Predicting French wine vintage quality using 10+ years of weather data, deep learning models, and geospatial preprocessing.
This project demonstrates end-to-end ownership of a complete machine learning pipeline, from raw data acquisition to model deployment and visualization.
It showcases expertise in data engineering, scraping, and merging complex datasets, along with geospatial processing to link wine regions with weather stations.
The implementation of deep learning on tabular data using modern architectures (MLP, FT-Transformer, TabNet) highlights practical ML engineering skills directly applicable to real-world problems.
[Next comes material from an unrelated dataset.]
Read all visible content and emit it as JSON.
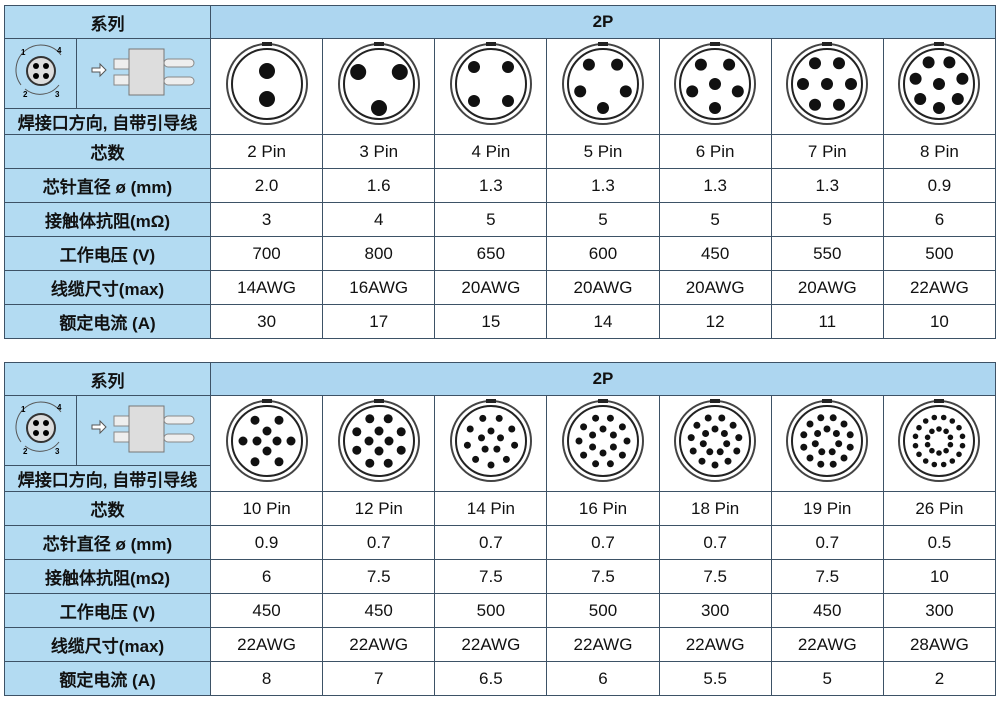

This work is highly relevant for roles in AI, ML Engineering, Data Science, and Big Tech, demonstrating the ability to tackle ambiguous problems and deliver production-ready solutions.
High-level architecture: categorical embeddings + numeric climate features → Feature Builder → MLP or FT-Transformer → quality class prediction.
Extract wine ratings, vintage years, and region data from the Vivino platform.
Match wine regions to official AOC (Appellation d'Origine Contrôlée) designations using fuzzy string matching.
Clean and standardize Météo-France weather station data, handling missing values and outliers.
Create meaningful climate features including temperature, precipitation, growing degree days, and seasonal aggregations.
Merge wine vintage data with corresponding weather patterns using geospatial joins and temporal alignment.
Train multiple deep learning architectures (MLP, FT-Transformer, TabNet) with cross-validation.
Assess model performance with classification metrics and create interactive visualizations for insights.